Confusion Matrix Terms:
True Positive: Correctly predicted positive class.
True Negative: Correctly predicted negative class.
False Positive (Type I Error): Incorrectly predicted positive class.
False Negative (Type II Error): Incorrectly predicted negative class.
Confusion Matrix and Accuracy:
A tool to measure the performance of a classification model. Accuracy is calculated as (True Positives + True Negatives) / Total number of samples.
ML for Natural Language Processing (NLP):
Involves applying ML techniques to understand and manipulate human language.
Syntax and Semantics in NLP
Syntax refers to the arrangement of words in a sentence to make grammatical sense. Semantics refers to the meaning conveyed by a text.
Statistical Machine Translation
An approach to machine translation that uses statistical models based on bilingual text corpora.

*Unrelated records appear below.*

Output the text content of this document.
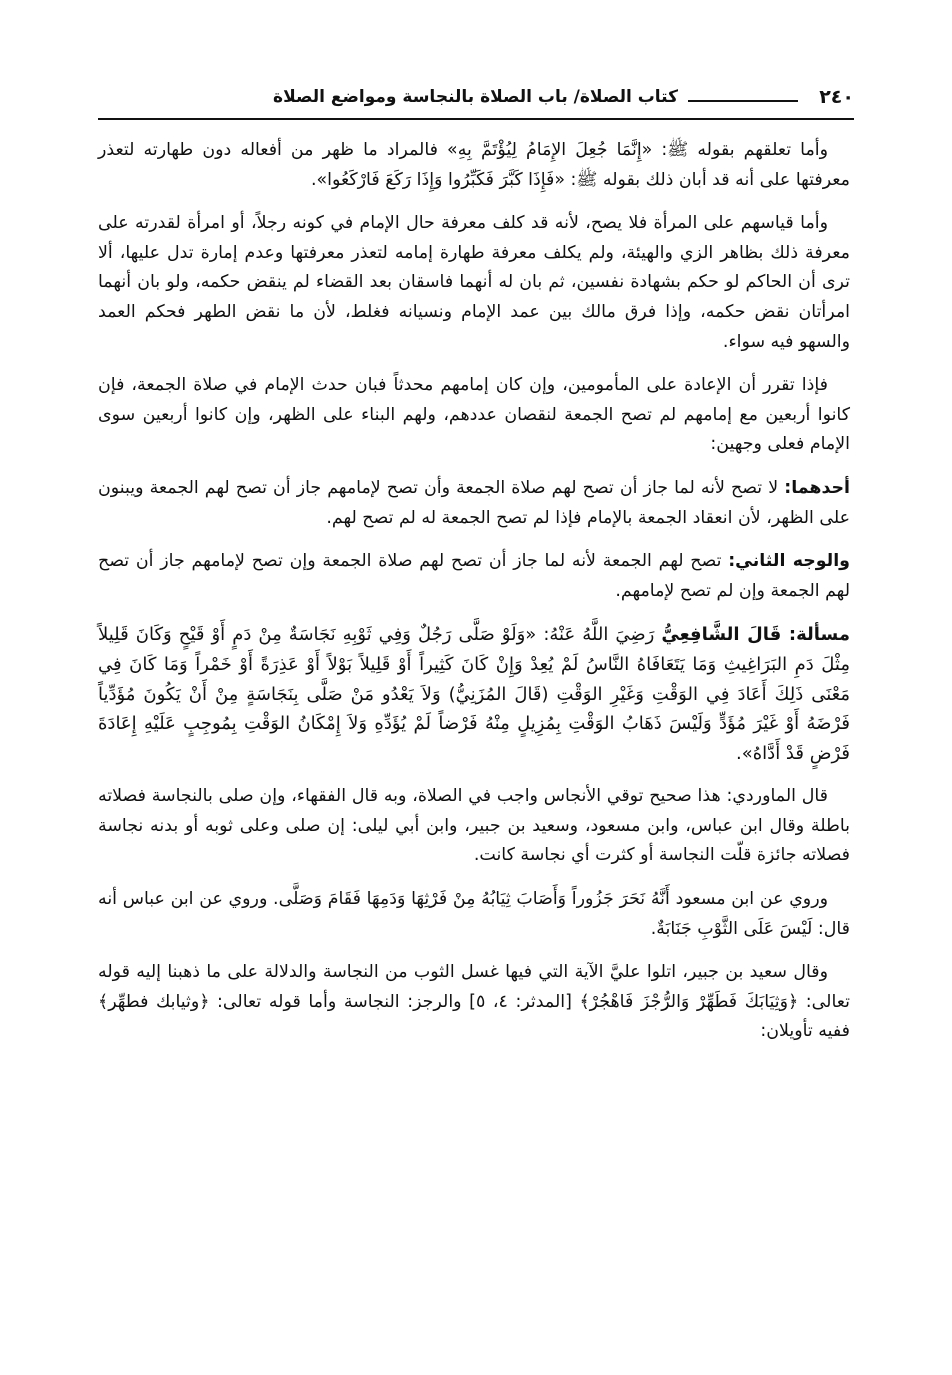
٢٤٠
كتاب الصلاة/ باب الصلاة بالنجاسة ومواضع الصلاة

وأما تعلقهم بقوله ﷺ: «إِنَّمَا جُعِلَ الإِمَامُ لِيُؤْتَمَّ بِهِ» فالمراد ما ظهر من أفعاله دون طهارته لتعذر معرفتها على أنه قد أبان ذلك بقوله ﷺ: «فَإِذَا كَبَّرَ فَكَبِّرُوا وَإِذَا رَكَعَ فَارْكَعُوا».

وأما قياسهم على المرأة فلا يصح، لأنه قد كلف معرفة حال الإمام في كونه رجلاً، أو امرأة لقدرته على معرفة ذلك بظاهر الزي والهيئة، ولم يكلف معرفة طهارة إمامه لتعذر معرفتها وعدم إمارة تدل عليها، ألا ترى أن الحاكم لو حكم بشهادة نفسين، ثم بان له أنهما فاسقان بعد القضاء لم ينقض حكمه، ولو بان أنهما امرأتان نقض حكمه، وإذا فرق مالك بين عمد الإمام ونسيانه فغلط، لأن ما نقض الطهر فحكم العمد والسهو فيه سواء.

فإذا تقرر أن الإعادة على المأمومين، وإن كان إمامهم محدثاً فبان حدث الإمام في صلاة الجمعة، فإن كانوا أربعين مع إمامهم لم تصح الجمعة لنقصان عددهم، ولهم البناء على الظهر، وإن كانوا أربعين سوى الإمام فعلى وجهين:

أحدهما: لا تصح لأنه لما جاز أن تصح لهم صلاة الجمعة وأن تصح لإمامهم جاز أن تصح لهم الجمعة ويبنون على الظهر، لأن انعقاد الجمعة بالإمام فإذا لم تصح الجمعة له لم تصح لهم.

والوجه الثاني: تصح لهم الجمعة لأنه لما جاز أن تصح لهم صلاة الجمعة وإن تصح لإمامهم جاز أن تصح لهم الجمعة وإن لم تصح لإمامهم.

مسألة: قَالَ الشَّافِعِيُّ رَضِيَ اللَّهُ عَنْهُ: «وَلَوْ صَلَّى رَجُلٌ وَفِي ثَوْبِهِ نَجَاسَةٌ مِنْ دَمٍ أَوْ قَيْحٍ وَكَانَ قَلِيلاً مِثْلَ دَمِ البَرَاغِيثِ وَمَا يَتَعَافَاهُ النَّاسُ لَمْ يُعِدْ وَإِنْ كَانَ كَثِيراً أَوْ قَلِيلاً بَوْلاً أَوْ عَذِرَةً أَوْ خَمْراً وَمَا كَانَ فِي مَعْنَى ذَلِكَ أَعَادَ فِي الوَقْتِ وَغَيْرِ الوَقْتِ (قَالَ المُزَنِيُّ) وَلاَ يَعْدُو مَنْ صَلَّى بِنَجَاسَةٍ مِنْ أَنْ يَكُونَ مُؤَدِّياً فَرْضَهُ أَوْ غَيْرَ مُؤَدٍّ وَلَيْسَ ذَهَابُ الوَقْتِ بِمُزِيلٍ مِنْهُ فَرْضاً لَمْ يُؤَدِّهِ وَلاَ إِمْكَانُ الوَقْتِ بِمُوجِبٍ عَلَيْهِ إِعَادَةَ فَرْضٍ قَدْ أَدَّاهُ».

قال الماوردي: هذا صحيح توقي الأنجاس واجب في الصلاة، وبه قال الفقهاء، وإن صلى بالنجاسة فصلاته باطلة وقال ابن عباس، وابن مسعود، وسعيد بن جبير، وابن أبي ليلى: إن صلى وعلى ثوبه أو بدنه نجاسة فصلاته جائزة قلّت النجاسة أو كثرت أي نجاسة كانت.

وروي عن ابن مسعود أَنَّهُ نَحَرَ جَزُوراً وَأَصَابَ ثِيَابُهُ مِنْ فَرْثِهَا وَدَمِهَا فَقَامَ وَصَلَّى. وروي عن ابن عباس أنه قال: لَيْسَ عَلَى الثَّوْبِ جَنَابَةٌ.

وقال سعيد بن جبير، اتلوا عليَّ الآية التي فيها غسل الثوب من النجاسة والدلالة على ما ذهبنا إليه قوله تعالى: ﴿وَثِيَابَكَ فَطَهِّرْ وَالرُّجْزَ فَاهْجُرْ﴾ [المدثر: ٤، ٥] والرجز: النجاسة وأما قوله تعالى: ﴿وثيابك فطهِّر﴾ ففيه تأويلان:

Linear Regression Interpretation on a Graph:
Part 1 (Data Cleaning): It’s the process of correcting or removing inaccurate records from a dataset, improving its quality.
Part 2 (Line Interpretation): In y = mx + c, ‘m’ represents the slope (rise over run), and ‘c’ the y-intercept. The line of best fit minimizes the sum of the squares of the vertical distances of the points from the line.
Point Residual:
The difference between an observed value and the value predicted by a model.
Mean Absolute Error
Average of the absolute errors between predicted and actual values.
Root Mean Square Error:
Square root of the average of squared differences between prediction and actual observation.
Coefficient of Determination (R²):
Measures how well future outcomes are likely to be predicted by the model.
Relative Squared Error
Sum of the squared differences between the actual and predicted values, normalized by the total variation in the dataset.